16 * The processing of input data.
17
18 When producing HTML pages containing form fields and interpreting the values of
19 such fields from a request body, it is necessary to know...
20
21 * The character set used to encode the values sent by the browser. This is
22 typically determined by...
23
24 * The character set used to encode the HTML page from which the field values
25 originated.
26
27 It is therefore also necessary to remain consistent in the usage of character
28 sets when specifying content types. WebStack enforces the following rules:
29
30 * Where the request content type specifies a character set, this is used to
31 decode the request body parameters unless explicitly overridden.
32
33 * Where the request content type does not specify a character set, a default
34 character set is used to decode the request body parameters unless
35 overridden.
36
37 * Where the response content type specifies a character set, this is used to
38 encode Unicode response data (eg.

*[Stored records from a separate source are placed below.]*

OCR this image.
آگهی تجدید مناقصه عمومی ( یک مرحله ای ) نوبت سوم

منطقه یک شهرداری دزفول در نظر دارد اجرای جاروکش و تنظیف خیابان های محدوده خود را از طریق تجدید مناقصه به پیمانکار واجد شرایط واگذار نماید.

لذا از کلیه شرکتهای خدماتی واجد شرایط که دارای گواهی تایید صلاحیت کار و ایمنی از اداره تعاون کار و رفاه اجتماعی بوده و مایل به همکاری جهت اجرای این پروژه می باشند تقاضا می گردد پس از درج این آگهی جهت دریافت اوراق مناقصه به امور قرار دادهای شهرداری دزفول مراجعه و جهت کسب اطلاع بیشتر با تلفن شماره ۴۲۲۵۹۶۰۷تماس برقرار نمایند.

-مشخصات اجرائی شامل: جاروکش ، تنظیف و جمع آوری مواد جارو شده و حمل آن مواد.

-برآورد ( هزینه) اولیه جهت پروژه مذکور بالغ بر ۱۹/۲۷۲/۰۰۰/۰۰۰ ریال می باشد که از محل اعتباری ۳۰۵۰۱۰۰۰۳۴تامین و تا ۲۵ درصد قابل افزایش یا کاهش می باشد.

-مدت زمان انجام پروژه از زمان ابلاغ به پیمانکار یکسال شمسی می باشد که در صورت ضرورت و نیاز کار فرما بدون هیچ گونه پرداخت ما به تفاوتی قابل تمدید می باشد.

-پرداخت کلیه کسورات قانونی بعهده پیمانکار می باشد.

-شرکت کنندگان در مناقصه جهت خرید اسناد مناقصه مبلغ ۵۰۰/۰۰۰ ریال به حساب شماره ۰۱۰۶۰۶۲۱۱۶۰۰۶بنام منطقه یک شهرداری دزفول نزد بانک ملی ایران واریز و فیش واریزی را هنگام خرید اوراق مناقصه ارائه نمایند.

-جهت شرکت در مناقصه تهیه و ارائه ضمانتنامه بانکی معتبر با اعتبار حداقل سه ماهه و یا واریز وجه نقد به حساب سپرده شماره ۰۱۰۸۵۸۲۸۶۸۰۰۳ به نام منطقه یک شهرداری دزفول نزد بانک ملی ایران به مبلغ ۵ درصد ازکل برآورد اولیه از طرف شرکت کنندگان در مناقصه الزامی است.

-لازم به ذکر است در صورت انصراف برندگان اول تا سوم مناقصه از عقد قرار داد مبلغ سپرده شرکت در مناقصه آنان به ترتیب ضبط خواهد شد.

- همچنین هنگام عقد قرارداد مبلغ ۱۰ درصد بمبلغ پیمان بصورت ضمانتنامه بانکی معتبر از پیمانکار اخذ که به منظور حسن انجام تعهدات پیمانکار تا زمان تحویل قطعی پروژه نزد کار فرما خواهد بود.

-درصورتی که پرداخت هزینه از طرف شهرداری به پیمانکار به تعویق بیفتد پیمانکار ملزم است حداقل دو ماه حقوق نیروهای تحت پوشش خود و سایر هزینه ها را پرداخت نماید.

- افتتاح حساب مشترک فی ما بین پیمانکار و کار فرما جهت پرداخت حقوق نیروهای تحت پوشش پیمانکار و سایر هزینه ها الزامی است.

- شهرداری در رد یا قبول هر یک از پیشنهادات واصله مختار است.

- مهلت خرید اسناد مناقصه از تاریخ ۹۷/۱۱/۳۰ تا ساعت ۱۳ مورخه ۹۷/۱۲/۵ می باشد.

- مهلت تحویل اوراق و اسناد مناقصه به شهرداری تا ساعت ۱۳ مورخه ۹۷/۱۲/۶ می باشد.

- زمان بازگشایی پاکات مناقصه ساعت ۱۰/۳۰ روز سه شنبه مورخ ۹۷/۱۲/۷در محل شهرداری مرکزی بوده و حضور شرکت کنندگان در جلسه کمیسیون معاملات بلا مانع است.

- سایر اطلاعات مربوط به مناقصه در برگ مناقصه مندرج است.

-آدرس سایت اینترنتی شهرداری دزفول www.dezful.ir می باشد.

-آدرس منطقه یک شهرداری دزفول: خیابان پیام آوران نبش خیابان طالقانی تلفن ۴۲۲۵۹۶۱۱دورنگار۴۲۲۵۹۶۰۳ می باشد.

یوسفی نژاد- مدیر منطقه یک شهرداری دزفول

HTML pages).
39
40 * Where the response content type does not specify a character set, a default
41 character set is used to encode Unicode response data (eg. HTML pages).
42
43 Restrictions in and Omissions from Standards
44 --------------------------------------------
45
46 The encoding of character sets such as UTF-16 in HTTP POST request body
47 messages of content/media type application/x-www-form-urlencoded is not
48 properly standardised. Therefore, it is highly recommended that UTF-8 be used
49 as an encoding should the various single byte encodings (eg. ISO-8859-1) not
50 cover the range of characters to be displayed and received.
51
52 Framework Behaviour
53 -------------------
54
55 The Java Servlet API imposes restrictions on decoding request body parameters
56 by stating that the character encoding (ServletRequest.setCharacterEncoding)
57 must be set before any reading of the request body is attempted.